ILP is a form of insurance plan that combines wealth growth and insurance protection into a single policy. The insurance premium will be invested first in the funds chosen for wealth building.
1. High flexibility – We may alter the insurance coverage to meet our requirements at various times of life, as well as remove the account value for immediate cash or even stop paying the premium if we are having financial troubles.
2. Leverage your money — With an ILP, your money acts as a multitasker, assisting you in achieving numerous goals at once. “One dollar performing the job of many” allows us to stay on track in life and focus our work in the office before selecting whether money creation or wealth preservation is more essential to us.
3. Low insurance costs with more flexibility – An ILP’s insurance component works similarly to a term plan, but with more flexibility. When we are young, the cost of insurance is incredibly inexpensive, and we also have the opportunity to add or reduce coverage as we see fit.
4. Higher potential return with complete control over monies invested – In contrast to a participating plan (such as an endowment or whole life insurance), you will have complete control over your investment decisions in an ILP. It is entirely up to you whether you want to pursue an aggressive strategy for better long-term gain or protect your savings with a safer portfolio during difficult times to reduce losses.
The Bad Side Of ILP
1. Potentially high initial sales fee — ILP often imposes a high initial sales charge, making it inappropriate for investors with a short investment horizon since it may have a significant impact on your total return in the first few years. The longer we can keep an ILP invested, the less it will affect the overall performance of our portfolio.
2. High insurance costs as we become older — Insurance costs for ILPs may climb fast as we get older, putting us in the position of having to cut coverage when it is most needed.
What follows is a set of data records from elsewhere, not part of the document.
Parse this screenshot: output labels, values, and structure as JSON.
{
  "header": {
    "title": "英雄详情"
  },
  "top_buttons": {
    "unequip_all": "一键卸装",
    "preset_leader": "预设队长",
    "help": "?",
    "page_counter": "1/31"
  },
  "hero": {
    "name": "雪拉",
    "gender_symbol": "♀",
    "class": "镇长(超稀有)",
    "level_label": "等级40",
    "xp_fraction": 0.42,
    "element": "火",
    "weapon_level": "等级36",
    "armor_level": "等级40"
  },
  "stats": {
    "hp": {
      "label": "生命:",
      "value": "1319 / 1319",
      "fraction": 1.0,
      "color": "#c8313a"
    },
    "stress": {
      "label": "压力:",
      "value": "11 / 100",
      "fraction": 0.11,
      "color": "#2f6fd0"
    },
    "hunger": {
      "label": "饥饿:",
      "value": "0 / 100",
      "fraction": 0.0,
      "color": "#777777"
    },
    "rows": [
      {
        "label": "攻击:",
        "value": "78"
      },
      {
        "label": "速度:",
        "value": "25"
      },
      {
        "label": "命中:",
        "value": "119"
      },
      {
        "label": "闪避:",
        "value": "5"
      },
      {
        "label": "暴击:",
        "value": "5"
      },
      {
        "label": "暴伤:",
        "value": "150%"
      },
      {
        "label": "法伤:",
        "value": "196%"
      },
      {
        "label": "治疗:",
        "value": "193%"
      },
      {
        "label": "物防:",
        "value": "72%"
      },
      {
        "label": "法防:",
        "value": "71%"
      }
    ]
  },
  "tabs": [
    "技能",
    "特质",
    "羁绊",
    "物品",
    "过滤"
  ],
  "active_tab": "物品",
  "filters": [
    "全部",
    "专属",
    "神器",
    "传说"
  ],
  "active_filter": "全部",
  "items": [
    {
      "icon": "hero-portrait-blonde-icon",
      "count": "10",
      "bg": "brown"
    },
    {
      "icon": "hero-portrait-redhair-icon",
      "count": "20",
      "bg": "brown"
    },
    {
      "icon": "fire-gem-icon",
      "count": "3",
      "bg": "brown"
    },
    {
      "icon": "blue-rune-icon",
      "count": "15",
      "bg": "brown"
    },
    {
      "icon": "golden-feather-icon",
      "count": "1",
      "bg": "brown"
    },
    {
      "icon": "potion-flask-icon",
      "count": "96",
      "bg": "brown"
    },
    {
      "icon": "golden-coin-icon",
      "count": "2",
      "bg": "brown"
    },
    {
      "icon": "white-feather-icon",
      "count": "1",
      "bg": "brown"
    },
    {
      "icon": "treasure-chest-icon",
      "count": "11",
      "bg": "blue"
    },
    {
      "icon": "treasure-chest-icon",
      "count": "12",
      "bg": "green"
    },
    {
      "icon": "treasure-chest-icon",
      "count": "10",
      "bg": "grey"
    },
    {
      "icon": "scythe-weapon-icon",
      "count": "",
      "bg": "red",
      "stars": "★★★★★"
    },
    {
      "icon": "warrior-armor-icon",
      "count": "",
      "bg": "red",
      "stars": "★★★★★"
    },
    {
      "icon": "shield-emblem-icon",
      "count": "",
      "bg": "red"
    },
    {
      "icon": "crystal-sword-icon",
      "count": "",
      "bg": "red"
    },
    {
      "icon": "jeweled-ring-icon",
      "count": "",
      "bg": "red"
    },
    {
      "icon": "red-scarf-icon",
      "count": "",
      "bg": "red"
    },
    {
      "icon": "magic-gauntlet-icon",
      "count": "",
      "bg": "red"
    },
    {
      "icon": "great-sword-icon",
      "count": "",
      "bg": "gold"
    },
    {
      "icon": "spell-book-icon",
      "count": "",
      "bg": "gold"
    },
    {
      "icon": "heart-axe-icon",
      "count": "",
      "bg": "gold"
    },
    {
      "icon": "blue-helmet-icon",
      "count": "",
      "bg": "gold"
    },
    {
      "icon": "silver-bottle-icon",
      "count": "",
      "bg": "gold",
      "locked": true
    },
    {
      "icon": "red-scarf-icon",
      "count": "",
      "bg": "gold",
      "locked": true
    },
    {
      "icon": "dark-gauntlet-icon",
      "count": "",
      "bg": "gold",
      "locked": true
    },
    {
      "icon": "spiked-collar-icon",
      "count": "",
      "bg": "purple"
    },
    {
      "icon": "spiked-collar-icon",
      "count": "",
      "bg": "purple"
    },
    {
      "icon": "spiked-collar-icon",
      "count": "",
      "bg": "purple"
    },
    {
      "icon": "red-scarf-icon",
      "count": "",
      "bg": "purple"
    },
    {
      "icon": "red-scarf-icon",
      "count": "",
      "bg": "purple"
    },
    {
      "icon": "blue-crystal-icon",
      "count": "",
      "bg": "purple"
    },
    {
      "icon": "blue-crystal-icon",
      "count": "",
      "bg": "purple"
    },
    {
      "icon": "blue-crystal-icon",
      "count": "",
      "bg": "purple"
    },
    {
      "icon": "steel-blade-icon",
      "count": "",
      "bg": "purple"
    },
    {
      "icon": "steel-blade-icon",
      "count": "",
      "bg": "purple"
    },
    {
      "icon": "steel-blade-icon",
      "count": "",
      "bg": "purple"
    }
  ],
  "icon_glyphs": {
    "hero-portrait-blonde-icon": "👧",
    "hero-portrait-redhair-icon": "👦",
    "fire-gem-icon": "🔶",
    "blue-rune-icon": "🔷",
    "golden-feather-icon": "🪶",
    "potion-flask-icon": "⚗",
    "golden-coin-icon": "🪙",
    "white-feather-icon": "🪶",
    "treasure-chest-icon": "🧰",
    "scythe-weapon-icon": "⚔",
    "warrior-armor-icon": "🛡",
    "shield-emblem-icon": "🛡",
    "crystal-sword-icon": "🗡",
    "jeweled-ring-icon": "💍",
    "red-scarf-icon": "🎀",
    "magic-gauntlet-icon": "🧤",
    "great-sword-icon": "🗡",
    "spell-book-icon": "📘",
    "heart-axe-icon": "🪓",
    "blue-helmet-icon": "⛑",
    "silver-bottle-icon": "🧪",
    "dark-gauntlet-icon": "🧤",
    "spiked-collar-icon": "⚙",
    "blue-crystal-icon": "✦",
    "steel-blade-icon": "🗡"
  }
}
Due to the high insurance costs, this might result in little or no increase in the account value, despite a great investment return.
3. No downside protection for policy returns — Because we have complete control over the investing sub-funds, we are exposed to the whole investment risk, with no guaranteed returns or downside protection. As a result, we are solely responsible for the portfolio’s performance and sub-fund selection. A badly managed investment portfolio might have a significant negative impact on our financial situation in the long term.
4. Limited fund selection – Unlike local fund houses or brokerage firms, which may easily provide hundreds or thousands of fund options, an ILP’s fund selection is often limited to fewer than 50 unit-trusts.
5. Early partial withdrawal costs — Withdrawing or surrendering an ILP during the first few years of its birth is normally either prohibited or subject to a pre-determined rate. This is comparable to participating plans (savings or whole life), where the surrender value is exceptionally low in the first few policy years.